Ms. Nandy previously worked as a legal aid attorney on the Navajo Nation in New Mexico and Arizona, advocating for Native Americans with mental and physical disabilities. She has also worked as a plaintiff’s attorney representing clients in civil rights and toxic torts cases in New York and volunteered in Vietnam and Indonesia. She holds a J.D. and LL.M. in International and Comparative Law from Cornell Law School and a B.A. in Economics from Stanford University.
Colette Pollitt is a corporate associate at the law firm of Simpson Thacher & Bartlett LLP where she has practiced since 2000. While at the firm, she has served as counsel to major investment banks and Fortune 500 companies, as well as various small businesses and not-for-profit entities. In addition, she has provided pro bono counsel to several charitable organizations in drafting charter documents, preparation of applications for not-for-profit status and providing ongoing legal advice. A graduate of Cornell Law School, Ms. Pollitt was a member of the Cornell International Law Journal, and received awards of excellence for study in Islamic Law, African Legal Systems and International Human Rights. She currently serves on the Executive Board of the Cornell Law School Alumni Association.

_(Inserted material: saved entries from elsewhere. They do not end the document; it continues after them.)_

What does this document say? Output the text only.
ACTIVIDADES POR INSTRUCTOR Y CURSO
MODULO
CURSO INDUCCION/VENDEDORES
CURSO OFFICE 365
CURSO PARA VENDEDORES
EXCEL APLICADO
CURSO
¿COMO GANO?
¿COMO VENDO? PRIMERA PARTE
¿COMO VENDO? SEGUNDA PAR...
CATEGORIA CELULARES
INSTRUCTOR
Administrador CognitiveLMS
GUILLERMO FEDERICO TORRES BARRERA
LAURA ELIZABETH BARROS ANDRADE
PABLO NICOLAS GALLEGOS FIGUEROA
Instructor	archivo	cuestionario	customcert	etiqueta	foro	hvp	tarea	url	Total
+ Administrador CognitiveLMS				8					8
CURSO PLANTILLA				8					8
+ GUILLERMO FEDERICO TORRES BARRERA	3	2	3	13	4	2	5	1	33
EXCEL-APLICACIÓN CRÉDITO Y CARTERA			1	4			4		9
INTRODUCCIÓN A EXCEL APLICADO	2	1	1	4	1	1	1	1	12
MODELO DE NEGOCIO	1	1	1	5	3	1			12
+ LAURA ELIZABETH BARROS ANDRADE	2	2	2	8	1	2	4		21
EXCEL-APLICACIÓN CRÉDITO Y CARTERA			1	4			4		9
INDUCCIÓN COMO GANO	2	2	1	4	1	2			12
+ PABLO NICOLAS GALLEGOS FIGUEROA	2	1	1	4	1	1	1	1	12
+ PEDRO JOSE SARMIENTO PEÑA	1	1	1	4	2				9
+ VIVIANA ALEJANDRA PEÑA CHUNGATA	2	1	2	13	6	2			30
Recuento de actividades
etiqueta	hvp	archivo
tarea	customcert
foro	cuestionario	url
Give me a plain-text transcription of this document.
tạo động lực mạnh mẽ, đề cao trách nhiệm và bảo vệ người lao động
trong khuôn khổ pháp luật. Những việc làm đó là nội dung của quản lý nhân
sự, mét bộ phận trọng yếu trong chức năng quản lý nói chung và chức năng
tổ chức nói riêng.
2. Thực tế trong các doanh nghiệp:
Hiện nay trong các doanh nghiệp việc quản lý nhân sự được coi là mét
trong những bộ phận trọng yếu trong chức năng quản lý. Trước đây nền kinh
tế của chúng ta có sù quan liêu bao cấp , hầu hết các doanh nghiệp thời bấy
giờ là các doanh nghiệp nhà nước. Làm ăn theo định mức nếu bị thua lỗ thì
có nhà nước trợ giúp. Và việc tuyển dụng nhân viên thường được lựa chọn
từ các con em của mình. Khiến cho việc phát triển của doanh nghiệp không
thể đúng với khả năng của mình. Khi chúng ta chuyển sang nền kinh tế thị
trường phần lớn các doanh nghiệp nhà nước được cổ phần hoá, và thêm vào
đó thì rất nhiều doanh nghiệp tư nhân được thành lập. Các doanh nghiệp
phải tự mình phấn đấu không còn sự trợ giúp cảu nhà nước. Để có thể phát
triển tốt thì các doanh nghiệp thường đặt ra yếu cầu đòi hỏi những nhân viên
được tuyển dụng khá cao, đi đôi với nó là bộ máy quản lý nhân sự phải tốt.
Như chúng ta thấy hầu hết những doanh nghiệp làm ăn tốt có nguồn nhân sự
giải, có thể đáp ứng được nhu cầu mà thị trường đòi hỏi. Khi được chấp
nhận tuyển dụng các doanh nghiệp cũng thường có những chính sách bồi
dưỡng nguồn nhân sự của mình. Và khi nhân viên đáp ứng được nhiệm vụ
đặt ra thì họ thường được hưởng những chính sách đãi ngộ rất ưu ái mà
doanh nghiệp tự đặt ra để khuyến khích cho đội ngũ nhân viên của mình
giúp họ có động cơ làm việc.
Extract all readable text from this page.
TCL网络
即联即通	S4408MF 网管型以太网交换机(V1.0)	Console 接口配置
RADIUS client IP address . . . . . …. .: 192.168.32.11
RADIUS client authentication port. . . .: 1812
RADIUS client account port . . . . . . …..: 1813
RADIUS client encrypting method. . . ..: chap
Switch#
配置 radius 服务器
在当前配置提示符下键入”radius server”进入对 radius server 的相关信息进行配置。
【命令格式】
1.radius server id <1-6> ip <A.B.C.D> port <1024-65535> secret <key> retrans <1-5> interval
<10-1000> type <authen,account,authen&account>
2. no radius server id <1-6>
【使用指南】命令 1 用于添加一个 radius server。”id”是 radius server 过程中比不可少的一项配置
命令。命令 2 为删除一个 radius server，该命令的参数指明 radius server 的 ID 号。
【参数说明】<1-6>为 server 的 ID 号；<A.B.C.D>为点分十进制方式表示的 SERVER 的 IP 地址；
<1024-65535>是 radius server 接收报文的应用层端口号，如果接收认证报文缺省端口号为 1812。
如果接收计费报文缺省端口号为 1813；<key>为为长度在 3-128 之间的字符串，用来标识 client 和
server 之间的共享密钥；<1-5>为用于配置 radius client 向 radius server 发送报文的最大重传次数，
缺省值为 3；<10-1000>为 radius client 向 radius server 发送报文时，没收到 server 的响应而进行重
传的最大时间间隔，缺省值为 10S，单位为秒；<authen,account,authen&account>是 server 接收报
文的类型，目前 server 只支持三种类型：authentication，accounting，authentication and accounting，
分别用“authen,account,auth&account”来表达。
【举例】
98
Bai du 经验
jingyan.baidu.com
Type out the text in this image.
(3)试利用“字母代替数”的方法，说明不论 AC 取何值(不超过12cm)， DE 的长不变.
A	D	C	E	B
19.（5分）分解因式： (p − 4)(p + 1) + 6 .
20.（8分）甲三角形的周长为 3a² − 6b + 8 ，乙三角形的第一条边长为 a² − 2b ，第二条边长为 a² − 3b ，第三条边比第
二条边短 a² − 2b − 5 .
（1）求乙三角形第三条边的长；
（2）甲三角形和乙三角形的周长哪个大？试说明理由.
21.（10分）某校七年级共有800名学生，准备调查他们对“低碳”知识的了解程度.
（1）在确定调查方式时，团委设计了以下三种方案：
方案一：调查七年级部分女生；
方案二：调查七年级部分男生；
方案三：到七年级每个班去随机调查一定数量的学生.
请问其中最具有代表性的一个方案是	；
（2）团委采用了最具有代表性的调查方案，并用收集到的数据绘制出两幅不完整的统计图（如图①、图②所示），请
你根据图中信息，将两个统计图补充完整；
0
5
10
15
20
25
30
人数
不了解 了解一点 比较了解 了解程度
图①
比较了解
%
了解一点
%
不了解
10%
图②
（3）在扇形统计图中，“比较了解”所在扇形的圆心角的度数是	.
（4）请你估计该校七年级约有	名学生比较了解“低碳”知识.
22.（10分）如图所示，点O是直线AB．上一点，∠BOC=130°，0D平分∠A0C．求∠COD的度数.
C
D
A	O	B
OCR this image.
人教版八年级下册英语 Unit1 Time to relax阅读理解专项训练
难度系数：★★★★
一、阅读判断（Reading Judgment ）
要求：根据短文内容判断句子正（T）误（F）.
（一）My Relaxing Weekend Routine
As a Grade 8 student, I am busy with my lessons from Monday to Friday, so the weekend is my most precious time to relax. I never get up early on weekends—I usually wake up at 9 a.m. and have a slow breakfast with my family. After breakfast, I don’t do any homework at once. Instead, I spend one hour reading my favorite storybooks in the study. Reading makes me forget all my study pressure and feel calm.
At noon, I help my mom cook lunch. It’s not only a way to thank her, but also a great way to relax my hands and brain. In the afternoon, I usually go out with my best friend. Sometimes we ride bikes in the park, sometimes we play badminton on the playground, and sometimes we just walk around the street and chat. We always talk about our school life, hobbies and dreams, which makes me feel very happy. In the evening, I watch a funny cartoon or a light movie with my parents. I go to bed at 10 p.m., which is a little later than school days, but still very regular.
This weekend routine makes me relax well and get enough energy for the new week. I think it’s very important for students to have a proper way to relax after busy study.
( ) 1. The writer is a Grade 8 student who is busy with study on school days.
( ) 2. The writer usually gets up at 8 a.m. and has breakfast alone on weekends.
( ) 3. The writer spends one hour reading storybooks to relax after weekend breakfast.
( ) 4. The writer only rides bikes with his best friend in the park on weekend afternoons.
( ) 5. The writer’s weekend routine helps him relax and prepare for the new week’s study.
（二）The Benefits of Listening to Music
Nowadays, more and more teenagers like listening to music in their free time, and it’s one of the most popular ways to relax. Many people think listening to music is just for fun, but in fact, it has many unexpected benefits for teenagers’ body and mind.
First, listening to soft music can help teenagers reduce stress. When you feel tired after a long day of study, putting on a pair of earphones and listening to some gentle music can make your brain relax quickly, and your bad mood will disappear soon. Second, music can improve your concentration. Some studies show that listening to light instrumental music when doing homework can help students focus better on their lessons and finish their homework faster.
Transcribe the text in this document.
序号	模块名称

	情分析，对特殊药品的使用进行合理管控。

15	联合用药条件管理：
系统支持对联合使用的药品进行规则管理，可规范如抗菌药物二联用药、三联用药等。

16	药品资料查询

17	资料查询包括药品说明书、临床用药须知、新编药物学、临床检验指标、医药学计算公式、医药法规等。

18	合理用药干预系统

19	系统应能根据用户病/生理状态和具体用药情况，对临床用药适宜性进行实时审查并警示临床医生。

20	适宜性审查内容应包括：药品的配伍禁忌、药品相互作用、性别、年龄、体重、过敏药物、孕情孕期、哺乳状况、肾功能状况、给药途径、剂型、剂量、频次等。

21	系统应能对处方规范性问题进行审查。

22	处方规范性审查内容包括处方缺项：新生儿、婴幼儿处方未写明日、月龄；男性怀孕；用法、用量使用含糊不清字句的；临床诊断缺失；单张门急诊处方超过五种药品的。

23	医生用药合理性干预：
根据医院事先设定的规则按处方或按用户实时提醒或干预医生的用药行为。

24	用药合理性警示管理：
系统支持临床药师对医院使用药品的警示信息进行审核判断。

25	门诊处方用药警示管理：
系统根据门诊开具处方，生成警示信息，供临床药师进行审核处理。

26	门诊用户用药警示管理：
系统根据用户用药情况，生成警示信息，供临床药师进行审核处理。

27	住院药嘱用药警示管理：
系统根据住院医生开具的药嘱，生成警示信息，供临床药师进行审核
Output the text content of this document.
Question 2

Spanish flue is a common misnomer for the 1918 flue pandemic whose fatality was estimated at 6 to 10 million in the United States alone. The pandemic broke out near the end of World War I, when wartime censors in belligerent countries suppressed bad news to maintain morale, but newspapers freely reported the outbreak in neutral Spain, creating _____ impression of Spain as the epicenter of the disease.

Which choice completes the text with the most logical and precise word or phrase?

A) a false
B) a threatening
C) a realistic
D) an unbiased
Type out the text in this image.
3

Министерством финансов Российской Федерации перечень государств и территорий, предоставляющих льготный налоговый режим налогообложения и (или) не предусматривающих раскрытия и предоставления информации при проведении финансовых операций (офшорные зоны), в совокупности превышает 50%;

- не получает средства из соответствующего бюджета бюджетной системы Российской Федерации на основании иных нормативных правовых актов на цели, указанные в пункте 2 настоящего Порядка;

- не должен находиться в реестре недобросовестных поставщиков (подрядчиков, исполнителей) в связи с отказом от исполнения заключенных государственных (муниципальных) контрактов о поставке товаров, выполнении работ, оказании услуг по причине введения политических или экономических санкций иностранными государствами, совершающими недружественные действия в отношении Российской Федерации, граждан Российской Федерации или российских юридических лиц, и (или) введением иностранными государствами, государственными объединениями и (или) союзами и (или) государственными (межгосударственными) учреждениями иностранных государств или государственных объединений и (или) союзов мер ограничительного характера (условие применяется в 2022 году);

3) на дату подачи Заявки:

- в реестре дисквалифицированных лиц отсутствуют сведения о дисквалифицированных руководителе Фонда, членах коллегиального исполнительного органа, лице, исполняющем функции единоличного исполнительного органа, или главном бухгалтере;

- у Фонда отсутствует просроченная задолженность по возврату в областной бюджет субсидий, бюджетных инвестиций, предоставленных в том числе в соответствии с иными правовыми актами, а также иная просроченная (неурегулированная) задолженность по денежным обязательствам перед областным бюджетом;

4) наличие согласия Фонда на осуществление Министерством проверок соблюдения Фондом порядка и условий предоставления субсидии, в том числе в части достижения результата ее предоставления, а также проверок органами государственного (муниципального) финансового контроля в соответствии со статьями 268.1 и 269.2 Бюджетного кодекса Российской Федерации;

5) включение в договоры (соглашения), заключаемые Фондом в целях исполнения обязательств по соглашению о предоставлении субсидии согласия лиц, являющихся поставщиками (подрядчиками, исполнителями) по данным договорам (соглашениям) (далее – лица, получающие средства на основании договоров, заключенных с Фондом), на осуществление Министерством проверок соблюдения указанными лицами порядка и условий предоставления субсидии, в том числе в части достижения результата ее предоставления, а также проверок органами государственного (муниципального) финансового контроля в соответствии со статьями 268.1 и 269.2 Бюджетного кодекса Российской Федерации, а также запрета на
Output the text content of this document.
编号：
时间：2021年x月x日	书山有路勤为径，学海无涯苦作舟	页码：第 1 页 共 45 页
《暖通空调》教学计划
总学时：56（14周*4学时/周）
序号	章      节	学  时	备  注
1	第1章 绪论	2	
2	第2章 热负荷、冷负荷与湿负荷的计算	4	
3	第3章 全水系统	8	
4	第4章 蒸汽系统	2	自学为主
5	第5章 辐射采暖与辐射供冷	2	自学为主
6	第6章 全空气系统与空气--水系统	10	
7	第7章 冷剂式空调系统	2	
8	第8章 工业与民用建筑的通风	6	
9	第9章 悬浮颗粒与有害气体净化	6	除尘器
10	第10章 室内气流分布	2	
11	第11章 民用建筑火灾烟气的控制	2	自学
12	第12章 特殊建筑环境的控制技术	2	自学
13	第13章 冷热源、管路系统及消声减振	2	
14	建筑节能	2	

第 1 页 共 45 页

She received an M.A. in Arab Studies from Georgetown University and a B.A. from the University of Pennsylvania.
Wesley R. Powell is a partner at Hunton & Williams LLP in New York. His practice focuses on antitrust counseling and litigation as well as other complex civil litigation, with a particular emphasis on antitrust matters in the securities and financial services industries. Mr. Powell also has devoted a substantial portion of his career to pro bono legal work. He has represented seven men in their habeas corpus challenges to their imprisonment at the U.S. Naval Base in Guantanamo Bay, Cuba. He has previously represented a New York-based Chinese labor organization in a series First Amendment cases concerning the client's right to petition and protest against sweatshop conditions in the restaurant and garment industries. He has also been a cooperating attorney with the Lambda Legal Defense Fund.
Mr. Powell is a 1991 graduate of Vanderbilt University and a 1994 graduate of Duke University School of Law, where he was the recipient of the North Carolina Bar Association Pro Bono Service Award for his work in co-founding the Duke Law AIDS Legal Services Program. He serves on Alumni boards at both Vanderbilt and Duke Law.
Iwona Spytkowski is a Management Consultant at the United Nations. Prior to joining the UN, Ms. Spytkowski was the Director of Special Programs at a labor standards consulting firm and has experience in management systems with a particular emphasis on non-profit accountability and standards in the corporate social responsibility (CSR) sector. She has traveled to over 30 countries for her work and has several years of experience developing the assessment methodology & tools to bring top international NGOs in compliance with globally recognized non-profit standards and best practices.
Ms. Spytkowski takes an avid interest in local community service and is a recipient of formal Board training through the United Way of New York City, Linkages Board Training and Placement Program. In addition to serving on the Board of IJN, Ms. Spytkowski also serves on the Board of Sunnyside Community Services (SCS) in Queens, where she resides. Ms. Spytkowski received her B.A. with honors from Drew University, with a double major in Spanish and German as well as double minor in Politics and European Studies. In addition to English, she is fluent in Polish, Spanish, and German.